Peer Gynt – Bouffes du Nord

Le plateau des Bouffes du Nord se transforme en un chaotique cabaret rock mis en scène par Irina Brook. Henrik Ibsen n’est plus un vaurien dans les rues froides de son village. Il est devenu une star des années 80. Mais jusqu’où le succès va le mener? 


A l’origine de Peer Gynt
Henrik Ibsen (1828-1906) a dit à propos de sa pièce : « Je n’ai jamais rien écrit d’aussi fou ». Lors de son exil à Rome, il écrit en 1867 PeerGynt, sous-titré « poème dramatique » en s’inspirant des contes populaires norvégiens. Il ne le destinait ni à une adaptation théâtre, ni à une traduction. L’histoire se déroule dans de nombreux endroits, à des époques différentes avec beaucoup de personnages. Toutefois en 1874, il demande au compositeur Edouard Grieg de créer l’univers musical de son texte en lui donnant des indications. La représentation le 24 février 1876 à Oslo est une réussite. Le compositeur remaniera l’orchestration en 1885.

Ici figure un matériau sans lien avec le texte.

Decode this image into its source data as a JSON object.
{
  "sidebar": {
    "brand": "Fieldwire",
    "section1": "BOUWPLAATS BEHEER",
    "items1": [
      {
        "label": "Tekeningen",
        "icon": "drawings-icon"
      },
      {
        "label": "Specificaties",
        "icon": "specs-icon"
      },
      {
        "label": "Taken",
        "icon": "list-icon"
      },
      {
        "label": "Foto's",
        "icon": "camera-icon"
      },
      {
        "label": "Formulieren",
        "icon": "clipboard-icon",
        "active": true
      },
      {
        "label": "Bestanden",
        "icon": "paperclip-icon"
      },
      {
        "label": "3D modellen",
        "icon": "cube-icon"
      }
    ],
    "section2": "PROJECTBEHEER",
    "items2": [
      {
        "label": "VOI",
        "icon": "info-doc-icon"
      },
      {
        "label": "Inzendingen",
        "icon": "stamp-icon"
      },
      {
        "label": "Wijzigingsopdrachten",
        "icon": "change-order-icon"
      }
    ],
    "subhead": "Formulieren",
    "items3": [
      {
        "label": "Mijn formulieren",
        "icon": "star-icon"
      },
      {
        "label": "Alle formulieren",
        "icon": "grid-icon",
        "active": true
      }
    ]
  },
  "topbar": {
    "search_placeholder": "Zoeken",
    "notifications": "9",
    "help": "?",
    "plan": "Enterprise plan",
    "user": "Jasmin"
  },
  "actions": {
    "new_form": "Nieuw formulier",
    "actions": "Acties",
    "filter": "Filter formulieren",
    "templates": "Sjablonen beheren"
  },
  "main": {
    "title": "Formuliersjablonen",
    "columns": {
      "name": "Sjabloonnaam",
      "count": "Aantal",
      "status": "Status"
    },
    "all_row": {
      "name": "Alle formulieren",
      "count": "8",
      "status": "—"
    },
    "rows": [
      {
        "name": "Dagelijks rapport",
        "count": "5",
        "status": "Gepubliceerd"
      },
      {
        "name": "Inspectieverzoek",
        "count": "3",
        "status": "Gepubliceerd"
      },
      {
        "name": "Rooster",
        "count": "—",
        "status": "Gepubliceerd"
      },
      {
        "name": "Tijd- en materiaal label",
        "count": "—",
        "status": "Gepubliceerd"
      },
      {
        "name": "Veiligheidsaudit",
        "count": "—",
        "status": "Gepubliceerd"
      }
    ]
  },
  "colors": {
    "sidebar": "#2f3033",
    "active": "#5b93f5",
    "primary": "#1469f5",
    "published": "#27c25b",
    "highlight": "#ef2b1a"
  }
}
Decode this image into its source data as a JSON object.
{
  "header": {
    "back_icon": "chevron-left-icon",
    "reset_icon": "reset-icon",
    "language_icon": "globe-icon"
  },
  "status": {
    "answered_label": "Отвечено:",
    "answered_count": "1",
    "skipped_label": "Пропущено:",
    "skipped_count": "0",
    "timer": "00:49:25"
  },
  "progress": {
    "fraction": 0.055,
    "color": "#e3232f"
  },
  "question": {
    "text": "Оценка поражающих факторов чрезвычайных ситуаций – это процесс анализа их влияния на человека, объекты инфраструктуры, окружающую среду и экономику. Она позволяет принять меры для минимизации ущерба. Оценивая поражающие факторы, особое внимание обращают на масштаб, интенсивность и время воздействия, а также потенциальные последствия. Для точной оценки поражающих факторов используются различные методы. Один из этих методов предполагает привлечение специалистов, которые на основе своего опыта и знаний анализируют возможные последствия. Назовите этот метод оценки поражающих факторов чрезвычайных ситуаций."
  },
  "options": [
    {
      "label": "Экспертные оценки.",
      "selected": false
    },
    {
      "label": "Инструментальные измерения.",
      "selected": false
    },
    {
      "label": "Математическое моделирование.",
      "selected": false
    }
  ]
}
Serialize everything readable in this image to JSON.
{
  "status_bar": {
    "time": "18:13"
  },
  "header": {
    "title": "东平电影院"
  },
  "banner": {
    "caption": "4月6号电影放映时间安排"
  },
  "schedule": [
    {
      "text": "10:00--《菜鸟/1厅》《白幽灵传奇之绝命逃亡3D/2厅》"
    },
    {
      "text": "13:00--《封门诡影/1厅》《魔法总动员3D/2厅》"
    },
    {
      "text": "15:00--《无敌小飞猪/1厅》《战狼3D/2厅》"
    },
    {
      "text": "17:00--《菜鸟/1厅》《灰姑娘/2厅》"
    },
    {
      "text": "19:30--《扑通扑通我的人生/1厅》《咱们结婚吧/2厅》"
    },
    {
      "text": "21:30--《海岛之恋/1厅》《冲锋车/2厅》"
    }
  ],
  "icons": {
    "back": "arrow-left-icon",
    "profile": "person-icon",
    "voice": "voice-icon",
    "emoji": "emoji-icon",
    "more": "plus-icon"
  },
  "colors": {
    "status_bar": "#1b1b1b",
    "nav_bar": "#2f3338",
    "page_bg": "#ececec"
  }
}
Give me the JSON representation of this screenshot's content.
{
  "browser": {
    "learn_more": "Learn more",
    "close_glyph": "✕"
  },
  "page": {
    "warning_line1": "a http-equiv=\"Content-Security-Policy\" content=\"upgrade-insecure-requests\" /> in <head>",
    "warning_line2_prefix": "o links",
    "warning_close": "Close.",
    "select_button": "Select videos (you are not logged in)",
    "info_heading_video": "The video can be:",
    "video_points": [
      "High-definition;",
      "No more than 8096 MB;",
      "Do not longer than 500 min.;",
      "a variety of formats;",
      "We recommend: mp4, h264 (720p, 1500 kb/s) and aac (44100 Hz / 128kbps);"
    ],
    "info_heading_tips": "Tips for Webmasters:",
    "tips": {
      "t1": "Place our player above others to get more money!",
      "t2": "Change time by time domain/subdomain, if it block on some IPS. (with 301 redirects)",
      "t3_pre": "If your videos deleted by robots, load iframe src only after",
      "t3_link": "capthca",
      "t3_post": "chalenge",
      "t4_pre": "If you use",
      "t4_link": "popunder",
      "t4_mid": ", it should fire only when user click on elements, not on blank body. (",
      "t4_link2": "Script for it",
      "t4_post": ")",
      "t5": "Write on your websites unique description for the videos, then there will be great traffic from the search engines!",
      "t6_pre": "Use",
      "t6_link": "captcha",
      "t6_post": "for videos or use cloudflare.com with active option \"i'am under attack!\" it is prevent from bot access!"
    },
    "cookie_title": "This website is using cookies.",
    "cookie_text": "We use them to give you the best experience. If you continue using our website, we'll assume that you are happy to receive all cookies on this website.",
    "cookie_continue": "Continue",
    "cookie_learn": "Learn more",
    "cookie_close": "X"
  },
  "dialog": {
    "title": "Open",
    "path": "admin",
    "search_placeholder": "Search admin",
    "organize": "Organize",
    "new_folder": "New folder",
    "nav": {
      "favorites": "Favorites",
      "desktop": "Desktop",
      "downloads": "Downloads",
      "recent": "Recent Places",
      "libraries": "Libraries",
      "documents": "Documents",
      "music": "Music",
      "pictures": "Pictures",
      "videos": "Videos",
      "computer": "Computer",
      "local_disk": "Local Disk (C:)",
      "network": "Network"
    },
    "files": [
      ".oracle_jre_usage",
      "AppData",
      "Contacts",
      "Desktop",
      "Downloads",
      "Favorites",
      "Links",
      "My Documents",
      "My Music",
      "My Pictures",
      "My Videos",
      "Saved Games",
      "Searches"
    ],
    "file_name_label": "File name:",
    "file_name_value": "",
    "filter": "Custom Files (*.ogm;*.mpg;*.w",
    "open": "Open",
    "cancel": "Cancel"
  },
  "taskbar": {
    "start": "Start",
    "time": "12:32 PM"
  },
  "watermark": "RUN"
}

Peer Gynt intrigue et fascine les metteurs en scène. En sera jouée pour la première fois, en partie, au théâtre de l’œuvre en 1896. En juillet 1945, la Comédie Française la proposera avec l’orchestration d’Edouard Grieg. Patrice Chéreau, qui aime les défis, l’a mis en scène au TNP en 1981 en sept heures et deux soirées. En 1995, il fit l’objet d’un concert-lecture à l’Opéra Bastille par Michel Favory. En 1996, le texte prend un autre chemin sous la direction de Philippe Berling, au théâtre du peuple de Bussang, dans les Vosges. Il a retrouvé ces origines en 2012 avec Eric Ruth dans le Salon d’honneur du Grand Palais en 4h45. Cette année on peut le voir transporté dans un univers forain sous la main de David Bobée au Grand T et dans un univers rock avec Irina Brook aux Bouffes du Nord.


Un coup de fraîcheur dans l’histoire
Peer Gynt en proie au doute existentiel, transformé en ersatz d’Iggy Pop. Il s’échappe de son village natal pour devenir une rock star. Avant il a quand même déshonoré une jeune mariée le jour de ces noces avec qui il s’est enfui. En effet, il la prend avec lui mais ce n’est que pour mieux l’abandonner et aller conquérir d’autres demoiselles. Les hommes d’affaires malhonnêtes deviennent des journalistes en quête de scandales, le village de trolls se transforme en boîte de nuit… L’univers prend une autre forme. Ce qui reste, c’est le portrait d’un homme qui rêve de liberté, libéré de toute contrainte, de toute obligation. Il ne se refuse rien qu’importe le mal qu’il peut faire. Alors il peut parcourir mille pays, voir mille paysages, faire des milliers de rencontres. Mais il se retrouve toujours face à des questions. Qui est-il? A t’il fait les bons choix?


Une mise en scène qui déchire
Irina Brook a de qui tenir dans l’audace de la mise en scène. D’ailleurs, c’est son père qui a permis au théâtre des Bouffes du Nord de prendre un nouvel envol en 1974 avec Micheline Rozan. Elle a été formée à New-York dans les années 80 et cela a dû fortement l’influencer. Ce n’est pas forcément alors un hasard que l’artiste principal incarnant Peer, Ingvar Sigurdsson, a un air de Sting. Cette idée se confirme encore plus lors de la scène de concert. Et pour renforcer la force de ce personnage, la belle Solveig, Shantala Shivalingappa, au physique tout en finesse, contraste sur tous les plans. Un magnifique duo qui sublime les rapports humains et la fragilité de l’amour.

Le décor se construit au fil des intrigues par des motifs escamotables ou recouverts d’une simple bâche. On pourrait croire qu’il manque un peu de folie ou de magie. Toutefois, quelques flocons par-ci, quelques accessoires par-là ainsi que des costumes très travaillés de Magali Castellan suffisent à faire naître la magie. Le tout se complète avec la musique aux riffs électriques, branché sur 220 volts. Les morceaux sont joués en live par les neuf très talentueux musiciens-comédiens qui revêtent de multiples identités. Iggy Pop a même spécialement écrites deux chansons qui s’incorporent à merveilles avec le reste tout comme les poèmes de Sam Shepard.

Un parcours initiatique raconté avec d’incroyables conteurs qui d’un costume ou d’un air de musique nous transporte dans un autre monde. Peer va t’il avoir les réponses à ces questions? Non, mais vous vous risquez de partir avec votre lot d’interrogations. Alors n’hésitez pas à vous injecter une petite dose de rock’n’roll aux Bouffes du Nord.